Sorri. E ela também teve de sorrir.
- Não é, eu gosto mesmo de você, gosto do jeito que você conversa, falando devagar, sem pressa e com calma.
- É mesmo? Tem gente que acha que eu sou esnobe por falar assim.
- Pode parecer pra quem não te conhece de verdade.
- Tu me conhece de verdade?
- Não tudo... mas eu sinto que você é uma pessoa boa.

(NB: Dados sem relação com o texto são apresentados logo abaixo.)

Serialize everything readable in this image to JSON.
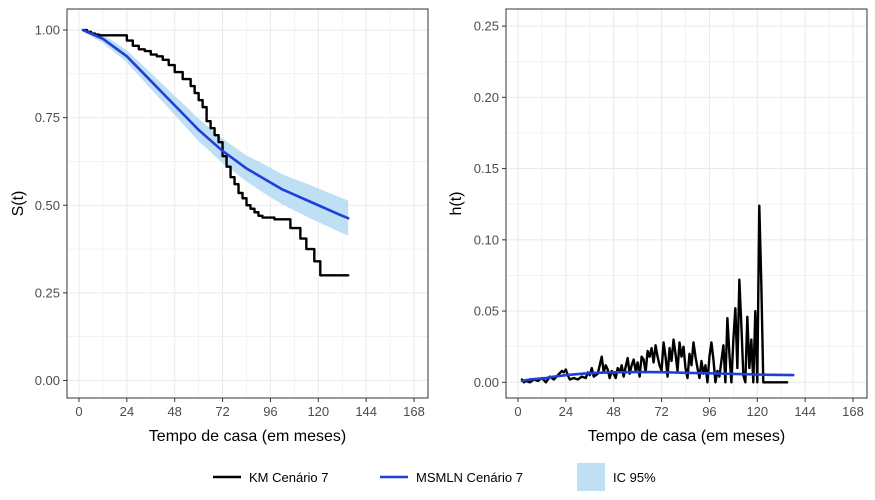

- Eu tento ser, mas nem sempre a gente consegue, né...
- Não, mas você é.
Então meu celular tocou mais uma vez. Era Luiza novamente. Com um jeito de mãe, perguntou o que acontecia ali e eu disse que a paulista dormia e daqui a pouco eu a acordaria e desceríamos ao apartamento. Duvido que ela tenha comprado. Já fazia umas duas horas que estávamos lá.
- Certo que ela desconfia de algo.
- Não, ela é meio bobinha... - disse a Paulista.
Eu tive que concordar com uma risada.
- Eu nunca tive uma conversa assim com ninguém...
- Como assim?
- Conversar de coração aberto, assim como estamos fazendo.
- Sério? Tu não tem nenhuma amiga com quem você pode falar tudo, assim, sem medo de ser julgada e coisa e tal?
- Não.
- Tá, aqui em Dublin, não. Mas no Brasil?
- Não.
- Mesmo? Ninguém pra ouvir e ninguém pra te ouvir?
- Não.
Então eu fiquei surpreso. Quando você descasca uma pessoa, está sujeito a isso. Ela era uma guria das mais extrovertidas, como eu já disse, mas, aparentemente, agora eu descobria, só para trivialidades. Ela não tinha com quem se abrir, com quem desabafar as inquietudes mais profundas de seu ser. Aquilo sim devia ser terrível.
- Você tem alguém assim?
- Claro! Meus amigos, meus bruxos. Aqueles que te falei antes. Logo se vê que eu não tenho muitos amigos, mas os que tenho são mais do que eu poderia pedir. E isso é uma coisa que eu acho muito engraçada aqui em Dublin. O pessoal vem de tudo quanto é lado, aí conhece o pessoal da casa e de repente, menos de uma semana, já são os melhores amigos da vida. Não sei, eu não consigo achar isso normal... não pra mim, né, que sou diferente...
- Concordo com você...
Senti a melancolia que saiu naquelas palavras. E ainda mais nas que se seguiram.
- Eu quero muito te beijar.
E então eu amoleci e aproximei minha face da dela e a beijei delicadamente nos lábios carnudos.